I have been obsessed by computers since the mid eighties and have been active on the internet from 1997.
Seeing the HUGE potential of the technology and the internet, my children were put in front of a PC at the earliest age possible. it started with games and MS Paint and then the internet.
As soon as they were exposed to the internet I had the same dilemma that you face, because there are real dangers for them and the security of your home network. The majority of viruses get into home networks via the kids, this why MSN is hacked to death.
My solution will probably offend some, but up until the age of 14 the childrens computers were running screen capture software. This takes a picture every few secs and stores it for later review. I also made the kids aware that I knew everything that they did and they had to behave sensibly and they did.

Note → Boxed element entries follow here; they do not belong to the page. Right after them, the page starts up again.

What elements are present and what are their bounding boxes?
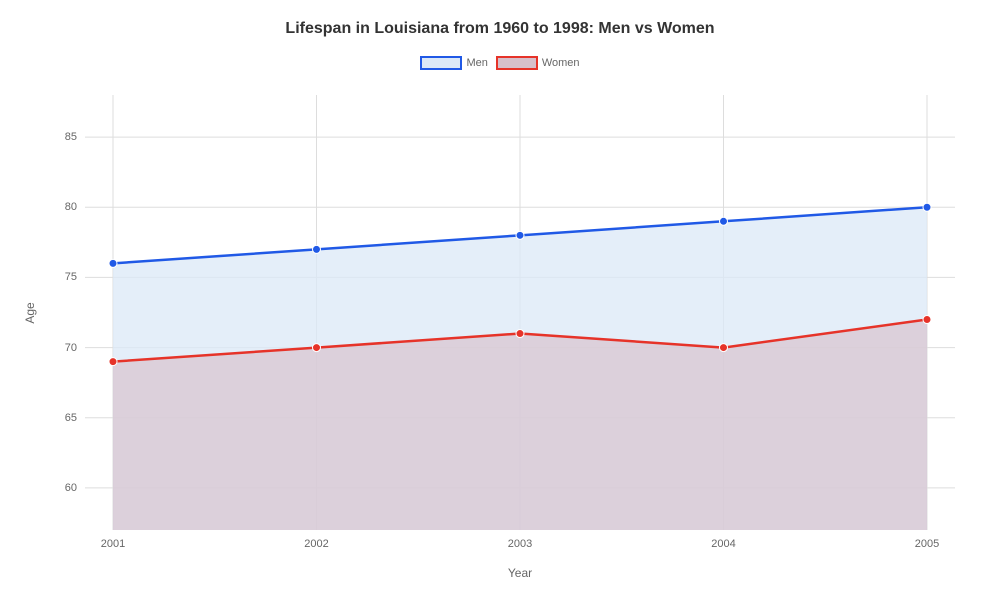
data-point[interactable] [516,330,524,338]
legend-swatch-men [420,56,462,70]
x-tick-label: 2005 [915,530,939,550]
data-point[interactable] [313,344,321,352]
y-tick-label: 75 [65,271,85,283]
x-tick-label: 2003 [508,530,532,550]
x-tick-label: 2002 [304,530,328,550]
legend: Men Women [0,56,1000,70]
legend-swatch-women [496,56,538,70]
legend-item-women[interactable]: Women [496,56,580,70]
data-point[interactable] [923,203,931,211]
chart-title: Lifespan in Louisiana from 1960 to 1998:… [0,0,1000,38]
legend-item-men[interactable]: Men [420,56,487,70]
plot-svg [85,95,955,530]
legend-label-women: Women [542,57,580,69]
data-point[interactable] [720,217,728,225]
x-tick-label: 2001 [101,530,125,550]
y-axis-label: Age [23,302,37,323]
x-tick-label: 2004 [711,530,735,550]
y-tick-label: 60 [65,482,85,494]
y-tick-label: 85 [65,131,85,143]
data-point[interactable] [313,245,321,253]
y-tick-label: 70 [65,342,85,354]
chart-container: Lifespan in Louisiana from 1960 to 1998:… [0,0,1000,600]
x-axis-label: Year [508,566,532,580]
y-tick-label: 65 [65,412,85,424]
data-point[interactable] [923,316,931,324]
y-tick-label: 80 [65,201,85,213]
data-point[interactable] [516,231,524,239]
data-point[interactable] [720,344,728,352]
data-point[interactable] [109,358,117,366]
legend-label-men: Men [466,57,487,69]
plot-area: 606570758085 20012002200320042005 [85,95,955,530]
data-point[interactable] [109,259,117,267]
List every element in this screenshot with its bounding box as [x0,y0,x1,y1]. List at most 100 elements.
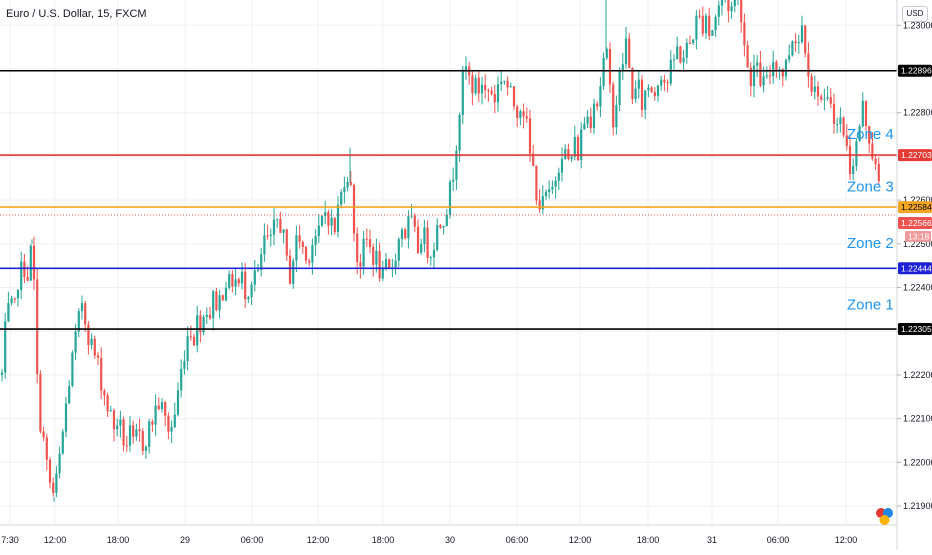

At 14 my eldest had to cope with the divorce and at that point I stopped monitoring his internet activity apart from the cursory look at his web history, but he was always a sensible lad.
The software came from a business colleague who using it to monitor his staff.
Other than the obvious risks to the children, the main dangers that parents face are the trojan viruses that FREQUENTLY use MSN and the file downloads from Limewire or bit torrent.
Monitor your data transfer levels, a smart kid can quite easily hide torrent software and the subsequent downloads from mum and dad, but he cant hide the bandwidth usage. USE A GOOD VIRUS FIREWALL and Norton and McAffee are not good.